Clinical Trial Details
— Status: Completed
Administrative data
| NCT number |
NCT03444428 |
| Other study ID # |
210214 16/LO/1560 |
| Secondary ID |
|
| Status |
Completed |
| Phase |
|
| First received |
|
| Last updated |
|
| Start date |
February 21, 2017 |
| Est. completion date |
June 30, 2021 |
Study information
| Verified date |
September 2021 |
| Source |
Guy's and St Thomas' NHS Foundation Trust |
| Contact |
n/a |
| Is FDA regulated |
No |
| Health authority |
|
| Study type |
Observational
|
Clinical Trial Summary
- Patients with Motor Neurone Disease (MND) admitted to Lane Fox Unit /Royal Brompton
Hospital and/or reviewed in Lane Fox Unit /Royal Brompton Hospital clinics and/or
outreach review will be approached for participation in the study
- Physiological assessment and measurement of arterial stiffness will be performed in all
patients at baseline and after the use of non invasive ventilation for 6 weeks.
- MND patients not requiring mechanical ventilation will serve as controls since non
invasive ventilation cannot be withheld from MND patients in type II respiratory
failure.
- Data will be analysed to look for differences between groups, relationships in baseline
or change from baseline in respiratory physiological measures, inflammatory indices,
breathlessness, and arterial stiffness.
- Age, Height, Weight
- History and Physical Examination
- Evaluation of dysponea: mMRC, Borg Scale (Seated-Supine)
- Amyotrophic lateral sclerosis functional rating scale (ALSFRS-R)
- Sleep Disordered Breathing in Neuromuscular Disease Questionnaire (SiNQ-5)
- 24 hour blood pressure monitor
- Carotid-femoral pulse wave velocity
- Respiratory Muscle Strength - Maximal Inspiratory Pressure, Maximal Expiratory
Pressure, and Sniff Nasal Inspiratory Pressure
- Spirometry - FEV1 and FVC
- Arterial Blood Gas
- CRP and fibrinogen (clinically)
- Breathe CO exhale
Description:
The stiffness of the arterial wall is highly relevant to cardiovascular disease. Large
elastic arteries and smaller muscular conduit arteries become stiffer with ageing, a process
that is accelerated in the presence of cardiovascular disease. Arterial stiffness increases
also with various disease states, including hypertension, diabetes mellitus, obesity,
smoking, hypercholesterolemia, and kidney disease. Numerous techniques have been developed to
measure arterial stiffness, either in single vessels or in entire muscular arterial trees.
These techniques have increasingly been shown to improve stratification of cardiovascular
risk and risk reduction beyond that provided by conventional risk factors. Furthermore, large
artery stiffness, measured via carotid-femoral pulse wave velocity, independently predicts
the risk of cardiovascular events in both clinical and community-based cohorts.

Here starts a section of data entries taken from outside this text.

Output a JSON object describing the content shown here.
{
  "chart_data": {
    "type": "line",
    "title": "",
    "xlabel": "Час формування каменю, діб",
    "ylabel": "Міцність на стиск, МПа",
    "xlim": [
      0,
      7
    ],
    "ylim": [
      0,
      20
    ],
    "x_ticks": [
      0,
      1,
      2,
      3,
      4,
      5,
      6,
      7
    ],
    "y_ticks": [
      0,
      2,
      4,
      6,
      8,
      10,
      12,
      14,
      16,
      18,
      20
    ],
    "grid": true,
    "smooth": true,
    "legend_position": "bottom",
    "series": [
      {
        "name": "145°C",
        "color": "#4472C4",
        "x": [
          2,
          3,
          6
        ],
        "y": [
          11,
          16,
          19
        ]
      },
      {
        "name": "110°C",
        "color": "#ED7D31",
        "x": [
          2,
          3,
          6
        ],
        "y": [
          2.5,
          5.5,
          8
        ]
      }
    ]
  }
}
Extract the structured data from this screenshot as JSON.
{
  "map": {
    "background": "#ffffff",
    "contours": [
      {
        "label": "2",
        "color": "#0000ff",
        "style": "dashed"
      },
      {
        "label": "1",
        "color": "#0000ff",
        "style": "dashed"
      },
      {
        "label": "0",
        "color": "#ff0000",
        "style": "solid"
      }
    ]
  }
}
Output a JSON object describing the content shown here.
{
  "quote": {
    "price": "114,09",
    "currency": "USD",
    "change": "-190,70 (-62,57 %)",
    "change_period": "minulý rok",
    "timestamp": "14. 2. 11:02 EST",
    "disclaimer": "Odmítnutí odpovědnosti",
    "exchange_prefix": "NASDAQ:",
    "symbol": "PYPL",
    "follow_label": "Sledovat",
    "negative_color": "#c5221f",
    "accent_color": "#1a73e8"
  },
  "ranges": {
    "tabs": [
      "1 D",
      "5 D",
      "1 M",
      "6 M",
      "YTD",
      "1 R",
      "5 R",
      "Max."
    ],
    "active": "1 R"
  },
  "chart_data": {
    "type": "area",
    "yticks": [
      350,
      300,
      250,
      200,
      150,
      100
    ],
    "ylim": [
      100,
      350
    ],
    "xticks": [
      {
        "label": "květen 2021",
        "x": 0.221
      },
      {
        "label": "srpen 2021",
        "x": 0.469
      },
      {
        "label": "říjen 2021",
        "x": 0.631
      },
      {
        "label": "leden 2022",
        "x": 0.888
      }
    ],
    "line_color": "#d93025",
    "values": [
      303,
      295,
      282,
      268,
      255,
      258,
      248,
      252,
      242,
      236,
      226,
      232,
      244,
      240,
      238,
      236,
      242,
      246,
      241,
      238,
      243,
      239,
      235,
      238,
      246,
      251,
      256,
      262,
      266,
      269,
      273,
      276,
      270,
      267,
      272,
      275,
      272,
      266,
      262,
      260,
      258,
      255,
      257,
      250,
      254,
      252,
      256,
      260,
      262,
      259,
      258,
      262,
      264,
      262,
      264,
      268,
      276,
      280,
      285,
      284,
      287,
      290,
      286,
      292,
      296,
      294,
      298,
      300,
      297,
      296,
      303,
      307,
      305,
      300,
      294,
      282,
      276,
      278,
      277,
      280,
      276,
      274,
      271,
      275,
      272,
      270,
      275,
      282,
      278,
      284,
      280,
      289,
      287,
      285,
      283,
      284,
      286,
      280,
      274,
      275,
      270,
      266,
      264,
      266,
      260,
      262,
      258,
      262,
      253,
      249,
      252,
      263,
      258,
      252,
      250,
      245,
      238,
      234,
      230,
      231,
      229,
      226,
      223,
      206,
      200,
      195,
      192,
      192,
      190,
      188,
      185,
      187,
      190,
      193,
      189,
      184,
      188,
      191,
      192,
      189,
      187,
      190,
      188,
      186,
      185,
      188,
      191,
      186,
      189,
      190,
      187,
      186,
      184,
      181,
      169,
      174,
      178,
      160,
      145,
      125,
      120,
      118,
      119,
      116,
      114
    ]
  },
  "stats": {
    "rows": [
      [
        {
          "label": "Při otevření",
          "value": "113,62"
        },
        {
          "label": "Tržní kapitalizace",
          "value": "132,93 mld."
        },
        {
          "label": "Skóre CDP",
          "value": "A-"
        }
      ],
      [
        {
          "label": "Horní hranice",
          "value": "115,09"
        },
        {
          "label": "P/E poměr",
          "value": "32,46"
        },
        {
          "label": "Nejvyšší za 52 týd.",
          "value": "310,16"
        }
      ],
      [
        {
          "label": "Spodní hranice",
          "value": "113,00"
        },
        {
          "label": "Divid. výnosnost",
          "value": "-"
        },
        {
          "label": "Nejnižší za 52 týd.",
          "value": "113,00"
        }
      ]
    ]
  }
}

Abnormalities in arterial stiffness have been noted in disorders characterized by hypoxia
with or without hypercapnia. These abnormalities could be driven by the risk factors for
those conditions (e.g. cigarette smoke, obesity). In COPD, all studies are consistent showing
a significant increase in arterial stiffness compared with ex-smokers without airway
obstruction and nonsmoker healthy control subjects. The severity of airway obstruction is
consistently related to arterial stiffness in COPD. Furthermore, airflow limitation arising
from cigarette smoking, but not airflow limitation in non-smokers, was associated with
arterial stiffness in a general population independently of established risk factors. The
presence of OSA was associated with higher arterial stiffness indices independent of major
confounders. In this context, OSA is associated with increased arterial stiffness independent
of blood pressure.
Non invasive ventilation has been shown to reduce arterial stiffness in obstructive sleep
apnea. In particular, there are studies that have examined the impact of continuous positive
airway pressure (CPAP) on arterial stiffness (measured with pulse wave velocity) in OSA
patients. Other studies have examined changes in arterial stiffness (measured with other than
pulse wave velocity method) after treatment of OSA with CPAP. Furthermore, to the best of our
knowledge no investigation exists on the impact of non invasive bilevel positive airway
pressure ventilation on arterial stiffness in neuromuscular disease.
The Lane Fox Unit, the UK's largest weaning, rehabilitation and home ventilation unit, is
treating neuromuscular patients. In neuromuscular disease, especially in MND, confounding
factors as obesity, cigarette smoke, hypertension, and diabetes mellitus can be excluded.
This gives the opportunity to determine whether hypoxemia and/or hypercapnia alone cause
arterial stiffness. Furthermore, in this pilot study it will be investigated whether non
invasive ventilation has any effect on arterial stiffness in MND patients.